The Iridium satellite constellation provides L-band voice and data information coverage to satellite phones, pagers and integrated transceivers over the entire Earth surface. Iridium Communications owns and operates the constellation, additionally selling equipment and access to its services. It was originally conceived by Bary Bertiger, Raymond J. Leopold and Ken Peterson in late 1987 (in 1988 protected by patents Motorola filed in their names) and then developed by Motorola on a fixed-price contract from July 29, 1993, to November 1, 1998, when the system became operational and commercially available.
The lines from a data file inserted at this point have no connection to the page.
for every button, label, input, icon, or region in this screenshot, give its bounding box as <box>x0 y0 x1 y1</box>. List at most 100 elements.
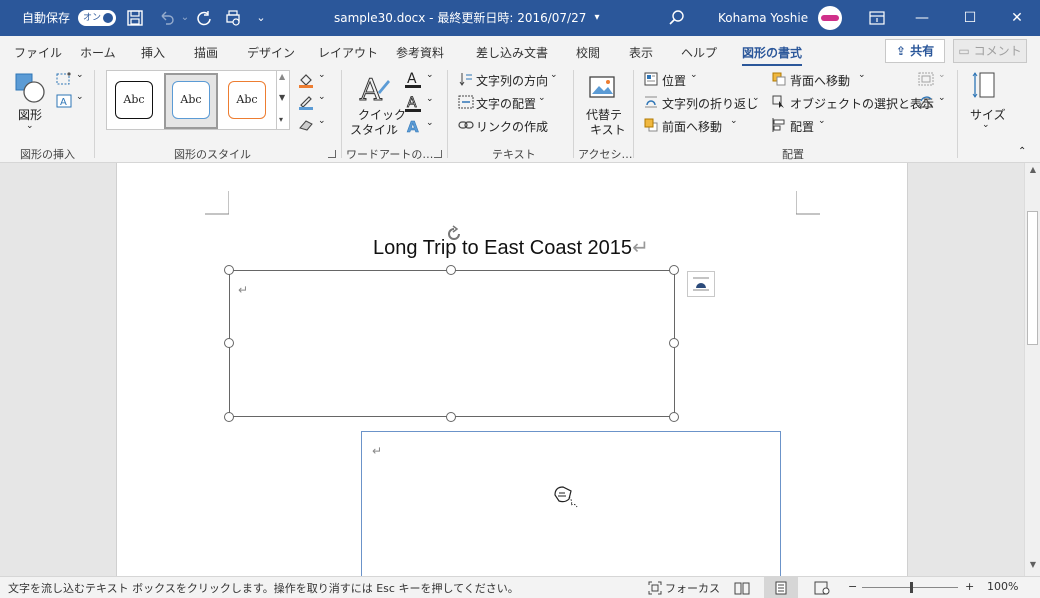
print-layout-button[interactable] <box>764 577 798 598</box>
tab-mailings[interactable]: 差し込み文書 <box>476 44 548 61</box>
tab-help[interactable]: ヘルプ <box>681 44 717 61</box>
shape-styles-group-label: 図形のスタイル <box>174 148 251 161</box>
tab-file[interactable]: ファイル <box>14 44 62 61</box>
text-fill-dropdown-icon[interactable]: ⌄ <box>426 70 434 80</box>
tab-insert[interactable]: 挿入 <box>141 44 165 61</box>
gallery-more-icon[interactable]: ▾ <box>279 115 283 124</box>
scroll-down-icon[interactable]: ▼ <box>1028 560 1038 569</box>
tab-references[interactable]: 参考資料 <box>396 44 444 61</box>
shape-effects-icon[interactable] <box>298 118 314 132</box>
maximize-icon[interactable]: ☐ <box>947 0 993 36</box>
scroll-thumb[interactable] <box>1027 211 1038 345</box>
shape-style-gallery[interactable]: Abc Abc Abc <box>106 70 282 130</box>
text-effects-dropdown-icon[interactable]: ⌄ <box>426 118 434 128</box>
title-dropdown-icon[interactable]: ▾ <box>588 9 606 27</box>
text-outline-dropdown-icon[interactable]: ⌄ <box>426 94 434 104</box>
paragraph-mark: ↵ <box>632 237 649 259</box>
undo-dropdown-icon[interactable]: ⌄ <box>176 9 194 27</box>
shape-effects-dropdown-icon[interactable]: ⌄ <box>318 116 326 126</box>
shape-style-orange[interactable]: Abc <box>228 81 266 119</box>
zoom-slider-thumb[interactable] <box>910 582 913 593</box>
tab-draw[interactable]: 描画 <box>194 44 218 61</box>
resize-handle-top-right[interactable] <box>669 265 679 275</box>
style-gallery-scroller[interactable]: ▲ ▼ ▾ <box>276 70 290 130</box>
focus-label[interactable]: フォーカス <box>665 580 720 596</box>
shapes-dropdown-icon: ⌄ <box>26 121 34 131</box>
group-dropdown-icon[interactable]: ⌄ <box>938 70 946 80</box>
wordart-launcher-icon[interactable] <box>434 150 442 158</box>
web-layout-icon[interactable] <box>814 581 830 595</box>
user-name[interactable]: Kohama Yoshie <box>718 0 808 36</box>
text-fill-icon[interactable]: A <box>404 70 422 88</box>
resize-handle-bottom-left[interactable] <box>224 412 234 422</box>
tab-view[interactable]: 表示 <box>629 44 653 61</box>
read-mode-icon[interactable] <box>734 581 750 595</box>
gallery-down-icon[interactable]: ▼ <box>279 93 285 102</box>
autosave-toggle[interactable]: オン <box>78 10 116 26</box>
scroll-up-icon[interactable]: ▲ <box>1028 165 1038 174</box>
shape-style-blue[interactable]: Abc <box>172 81 210 119</box>
gallery-up-icon[interactable]: ▲ <box>279 72 285 81</box>
selection-pane-label: オブジェクトの選択と表示 <box>790 97 935 111</box>
text-direction-icon <box>459 73 472 86</box>
resize-handle-bottom[interactable] <box>446 412 456 422</box>
resize-handle-right[interactable] <box>669 338 679 348</box>
tab-home[interactable]: ホーム <box>80 44 116 61</box>
comment-button[interactable]: ▭ コメント <box>953 39 1027 63</box>
undo-icon[interactable] <box>158 9 176 27</box>
resize-handle-top-left[interactable] <box>224 265 234 275</box>
pour-text-cursor-icon <box>554 486 578 508</box>
text-box-paragraph-mark: ↵ <box>372 444 383 458</box>
resize-handle-left[interactable] <box>224 338 234 348</box>
ribbon-display-options-icon[interactable] <box>868 9 886 27</box>
close-icon[interactable]: ✕ <box>994 0 1040 36</box>
redo-icon[interactable] <box>195 9 213 27</box>
collapse-ribbon-icon[interactable]: ⌃ <box>1018 146 1026 157</box>
resize-handle-top[interactable] <box>446 265 456 275</box>
minimize-icon[interactable]: — <box>899 0 945 36</box>
draw-text-box-icon[interactable]: A <box>56 94 74 108</box>
resize-handle-bottom-right[interactable] <box>669 412 679 422</box>
rotate-handle-icon[interactable] <box>445 225 463 243</box>
zoom-out-button[interactable]: − <box>848 580 857 593</box>
tab-design[interactable]: デザイン <box>247 44 295 61</box>
position-dropdown-icon: ⌄ <box>690 70 698 80</box>
save-icon[interactable] <box>126 9 144 27</box>
text-box-dropdown-icon[interactable]: ⌄ <box>76 92 84 102</box>
comment-label: コメント <box>973 44 1022 58</box>
group-objects-icon[interactable] <box>918 72 934 86</box>
zoom-in-button[interactable]: + <box>965 580 974 593</box>
shape-styles-launcher-icon[interactable] <box>328 150 336 158</box>
customize-qat-icon[interactable]: ⌄ <box>252 9 270 27</box>
shape-fill-dropdown-icon[interactable]: ⌄ <box>318 70 326 80</box>
shape-fill-icon[interactable] <box>298 72 314 88</box>
tab-layout[interactable]: レイアウト <box>318 44 378 61</box>
tab-shape-format[interactable]: 図形の書式 <box>742 44 803 67</box>
document-title-line[interactable]: Long Trip to East Coast 2015↵ <box>373 235 649 260</box>
shape-outline-icon[interactable] <box>298 94 314 110</box>
share-button[interactable]: ⇪ 共有 <box>885 39 945 63</box>
align-text-icon <box>458 95 474 109</box>
zoom-level[interactable]: 100% <box>987 580 1018 593</box>
vertical-scrollbar[interactable]: ▲ ▼ <box>1024 163 1040 576</box>
bring-forward-icon <box>644 118 658 132</box>
search-icon[interactable] <box>668 9 686 27</box>
rotate-objects-icon[interactable] <box>918 95 934 109</box>
wrap-text-icon <box>645 96 657 108</box>
quick-styles-dropdown-icon: ⌄ <box>390 121 398 131</box>
text-outline-icon[interactable]: A <box>404 94 422 112</box>
document-page[interactable]: Long Trip to East Coast 2015↵ ↵ ↵ <box>116 163 908 576</box>
rotate-dropdown-icon[interactable]: ⌄ <box>938 93 946 103</box>
shape-style-black[interactable]: Abc <box>115 81 153 119</box>
user-avatar[interactable] <box>818 6 842 30</box>
edit-shape-dropdown-icon[interactable]: ⌄ <box>76 70 84 80</box>
text-box-selected[interactable]: ↵ <box>229 270 675 417</box>
layout-options-button[interactable] <box>687 271 715 297</box>
text-effects-icon[interactable]: A <box>404 118 422 134</box>
align-text-label: 文字の配置 <box>476 97 537 111</box>
tab-review[interactable]: 校閲 <box>576 44 600 61</box>
focus-icon[interactable] <box>648 581 662 595</box>
print-preview-icon[interactable] <box>224 9 242 27</box>
edit-shape-icon[interactable] <box>56 72 74 86</box>
shape-outline-dropdown-icon[interactable]: ⌄ <box>318 92 326 102</box>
The constellation consists of 66 active satellites in orbit, required for global coverage, and additional spare satellites to serve in case of failure. Satellites are in low Earth orbit at a height of approximately 781 km (485 mi) and inclination of 86.4°. Orbital velocity of the satellites is approximately 27,000 km/h (17,000 mph). Satellites communicate with neighboring satellites via Ka band inter-satellite links. Each satellite can have four inter-satellite links: one each to neighbors fore and aft in the same orbital plane, and one each to satellites in neighboring planes to either side. The satellites orbit from pole to same pole with an orbital period of roughly 100 minutes. This design means that there is excellent satellite visibility and service coverage especially at the North and South poles. The over-the-pole orbital design produces "seams" where satellites in counter-rotating planes next to one another are traveling in opposite directions. Cross-seam inter-satellite link hand-offs would have to happen very rapidly and cope with large Doppler shifts; therefore, Iridium supports inter-satellite links only between satellites orbiting in the same direction. The constellation of 66 active satellites has six orbital planes spaced 30° apart, with 11 satellites in each plane (not counting spares). The original concept was to have 77 satellites, which is where the name Iridium came from, being the element with the atomic number 77 and the satellites evoking the Bohr model image of electrons orbiting around the Earth as its nucleus. This reduced set of six planes is sufficient to cover the entire Earth surface at every moment.

Because of the shape of the original Iridium satellites' reflective antennas, the first generation satellites focus sunlight on a small area of the Earth surface in an incidental manner. This results in an effect called Iridium flares, where the satellite momentarily appears as one of the brightest objects in the night sky and can be seen even during daylight. Newer Iridium satellites do not produce flares.